The month of October, for some people, means only one thing: Halloween. With candy corn lights, a 1920s flapper costume and a trip to the local orchard planned to choose the perfect pumpkin, I am among those people.
Along with the National Retail Federation’s estimated 157 million Americans, I will continue my tradition of being a sucker for Oct. 31 this year. At the root of my excitement, primarily, is a new addition for me; I will actually pass candy out to trick-or-treaters for Halloween 2015. Having grown up on a side street with no sidewalks and few street lights, we never got many trick-or-treaters at my house, especially by the time I had aged out of the activity. Six years went by of college and apartment living with annual viewings of “The Rocky Horror Picture Show” and lots of fun dressing up, but something was missing, something that could only be found in the joy of giving Kit Kats and Reese’s cups to tiny persons clad in princess, dinosaur, superhero or adorable insect attire.
But this year, my boyfriend, who lives in an apartment complex crawling with children, will be off work in time to give out candy. His bemused smirk told me he had not expected my eagerness to participate when he told me the news.
Seriously, my excitement is at an irrational level.
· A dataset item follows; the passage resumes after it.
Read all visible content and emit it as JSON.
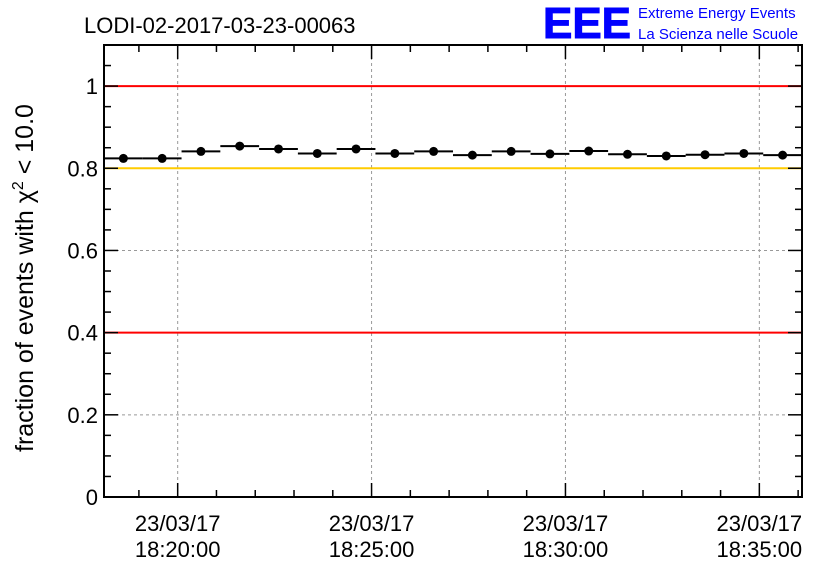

The only conclusion I can reach is that my own memories of Halloween as a child have fed my thrill as an adult. Although I plan to be sweet to the kiddos – complimenting the cute costumes and convincingly feigning fright at the attempted scary costumes as I dole out generous handfuls of candy – my favorite memories involve fear, mystery or suspense.
The anticipation of Halloween night brought mystery in itself – clocks striking midnight, clouds drifting past a full moon, fog-covered cemeteries, urban legends coming to life. Being a tomboy in a straight-laced Christian household, my yearning to wear a scary costume instead of a cute one was almost always thwarted, so much was my joy when, while trick-or-treating, we came to houses enshrouded in terror.
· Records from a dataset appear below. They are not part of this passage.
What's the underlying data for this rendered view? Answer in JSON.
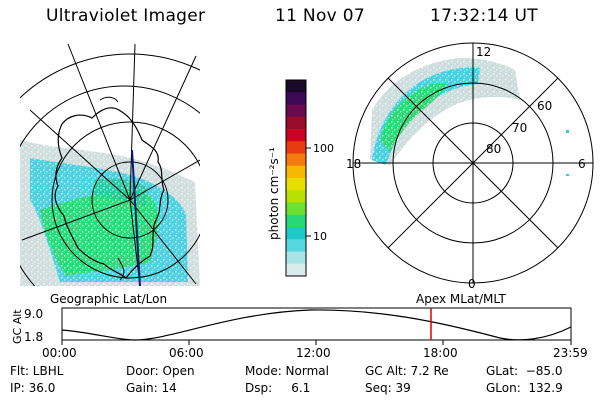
{
  "header": {
    "title": "Ultraviolet Imager",
    "date": "11 Nov 07",
    "time": "17:32:14 UT"
  },
  "colorbar": {
    "unit_label": "photon cm⁻²s⁻¹",
    "ticks": [
      "100",
      "10"
    ],
    "colors": [
      "#1a0a2a",
      "#3c0a55",
      "#6a0a50",
      "#9a0a2a",
      "#cc0022",
      "#e83a10",
      "#f47a10",
      "#f6b800",
      "#e6e000",
      "#b8e000",
      "#6ee030",
      "#28d878",
      "#1ec8c8",
      "#56d6e0",
      "#a8e4e8",
      "#d8ecec"
    ]
  },
  "left_map": {
    "label": "Geographic Lat/Lon"
  },
  "right_map": {
    "label": "Apex  MLat/MLT",
    "lat_labels": [
      "60",
      "70",
      "80"
    ],
    "mlt_labels": {
      "top": "12",
      "left": "18",
      "right": "6",
      "bottom": "0"
    }
  },
  "altitude_strip": {
    "axis_label": "GC Alt",
    "y_ticks": [
      "9.0",
      "1.8"
    ],
    "x_ticks": [
      "00:00",
      "06:00",
      "12:00",
      "18:00",
      "23:59"
    ],
    "marker_color": "#dd0000"
  },
  "info": {
    "flt": "Flt: LBHL",
    "ip": "IP: 36.0",
    "door": "Door: Open",
    "gain": "Gain: 14",
    "mode": "Mode: Normal",
    "dsp": "Dsp:     6.1",
    "gc_alt": "GC Alt: 7.2 Re",
    "seq": "Seq: 39",
    "glat": "GLat:  −85.0",
    "glon": "GLon:  132.9"
  }
}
A solitary porch light illuminating fake spiderwebs and decaying miniature coffins was enough to get my heart thumping, but a motion-sensor ghoul or werewolf that shrieked at me right before a pale and fake blood-smeared homeowner opened the door was enough to send me over the edge. And I loved it. Bonus points if the house was dimly lit or had creepy dolls or trinkets sitting out, instigating my tales of the “real” haunted house to my friends for months.
Psychologist and former president of the American Psychological Association Frank Farley told WebMD that some people – or children, like me – are fascinated by horror. “They’re interested in the unusual and the bizarre because they don’t understand it and it’s so different from our everyday lives,” Farley said.
Leon Rappoport spoke to WebMD specifically about children’s eagerness for fear on Halloween.
“They’re being given the license to probe at least the superficial anxieties about magical transformation, which, in the imagination of a child, are not completely foreign,” Rappoport said. “The experience provides a sort of relief in much the way that an exorcism could be said to do.”
Speaking of exorcisms, as an adult, the fear on Halloween for me has evolved into what I consider to be more realistic threats, such as demon possession or angry souls retaliating against a housing development being built atop their final resting place. But does this stop my imagination or alter my choice of movies in October? No more than it did as a child.
If you choose to celebrate Halloween, remember that you’re creating a memory for a child that could stem into adulthood. So break out those plastic skeletons, glowing red eyes, rusted cauldrons, spooky sounds CDs; hide in the bushes and jump out at trick-or-treaters; answer the door in character according to your costume.